はじめに
化学種などの輸送を解析したいケースでは、combustionカテゴリーにあるソルバーを使うことになります。
その前にざっくりと計算をしてみたいときなどは、simpleFoamやpimpleFoamなどの既存ソルバーに、スカラー量の輸送方程式、モデルを追加するのが早いです。
ここでは、OpenFOAMのfunctionを利用した実装方法をまとめます。
なお、スカラー量輸送の追加方法は、既に他サイト(例えばここ)でまとめられているところではありますが、自分の学習・復習目的のために、ここでまとめさせていただきます。その点、ご容赦ください。
functionを用いた実装方法
解きたいスカラー量を$C$とした場合、
\frac{\partial C}{\partial t} + ({\bf U} \cdot \nabla) {C} = D \nabla^2 {C}
の支配方程式を追加することになります。修正、追加が必要となるファイルは次の
- system/controlDict
- system/fvSolution
- system/fvScheme
- 0/C
になります。
system/controlDict
スカラー量の輸送解析を追加するのは、controlDict内のfunctionsの中で行います。
以下のように追記してください。
functions
{
scalar0
{
type scalarTransport;
functionObjectLibs ("libsolverFunctionObjects.so");
enabled true;
writeControl outputTime;
field C;
nCorr 1;
D 0.0001; // Diffusion coefficient
log yes;
}
}
system/fvSolution
行列解法の指定を行います。
おすすめは以下にあるPBiCGStabです。
solvers
{
...
C
{
solver PBiCGStab;
preconditioner DILU;
tolerance 1e-6;
relTol 0;
minInter 1;
}
}
system/fvScheme
所望の差分スキームを追記します。
多くの場合は、以下のスキームで良いと思います。
divSchemes
{
...
div(phi,C) Gauss linearUpwind grad(C);
}
解析例
以下はpimpleFoam/channel1395に対し、スカラー量$C$の輸送を追加したものになります。
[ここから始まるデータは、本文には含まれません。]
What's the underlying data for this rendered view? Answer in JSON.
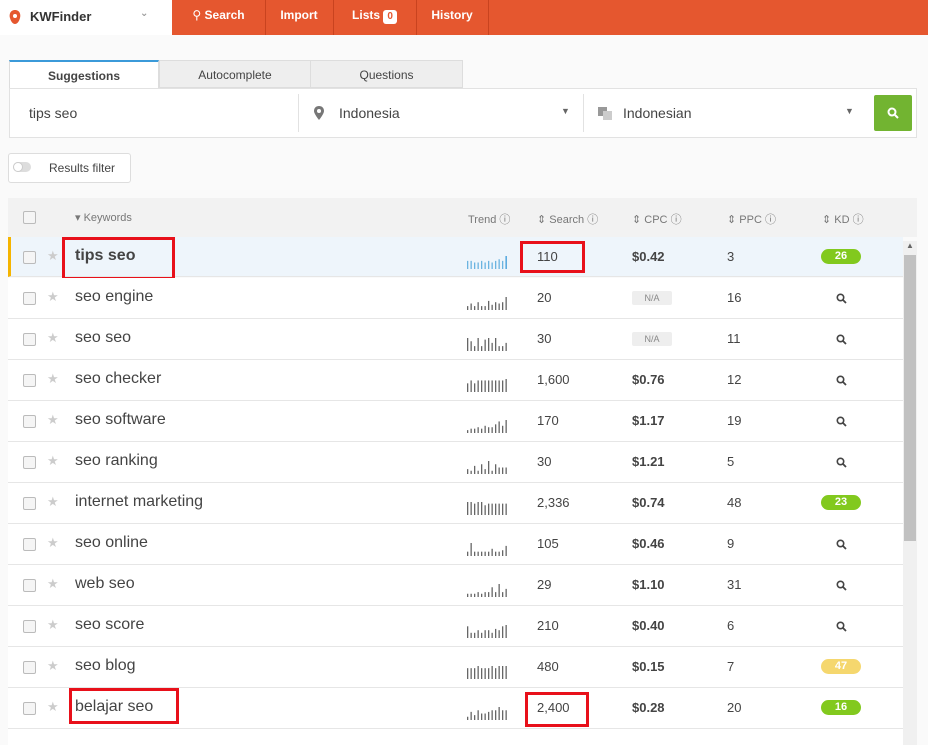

下面からスカラー量が染み出してきて、それが左から右に流されている様を表しています。
まとめ
以上が化学種などの輸送を想定したスカラー量輸送解析のfunction機能を利用した実装方法です。比較的、容易に化学種の輸送を計算することができます。
なお、化学種輸送をより正確に計算したい場合は、combustion系のソルバーを用いるのが良いと思います(化学種濃度分布による密度変化や多元素輸送拡散時の拡散係数を考慮できる)。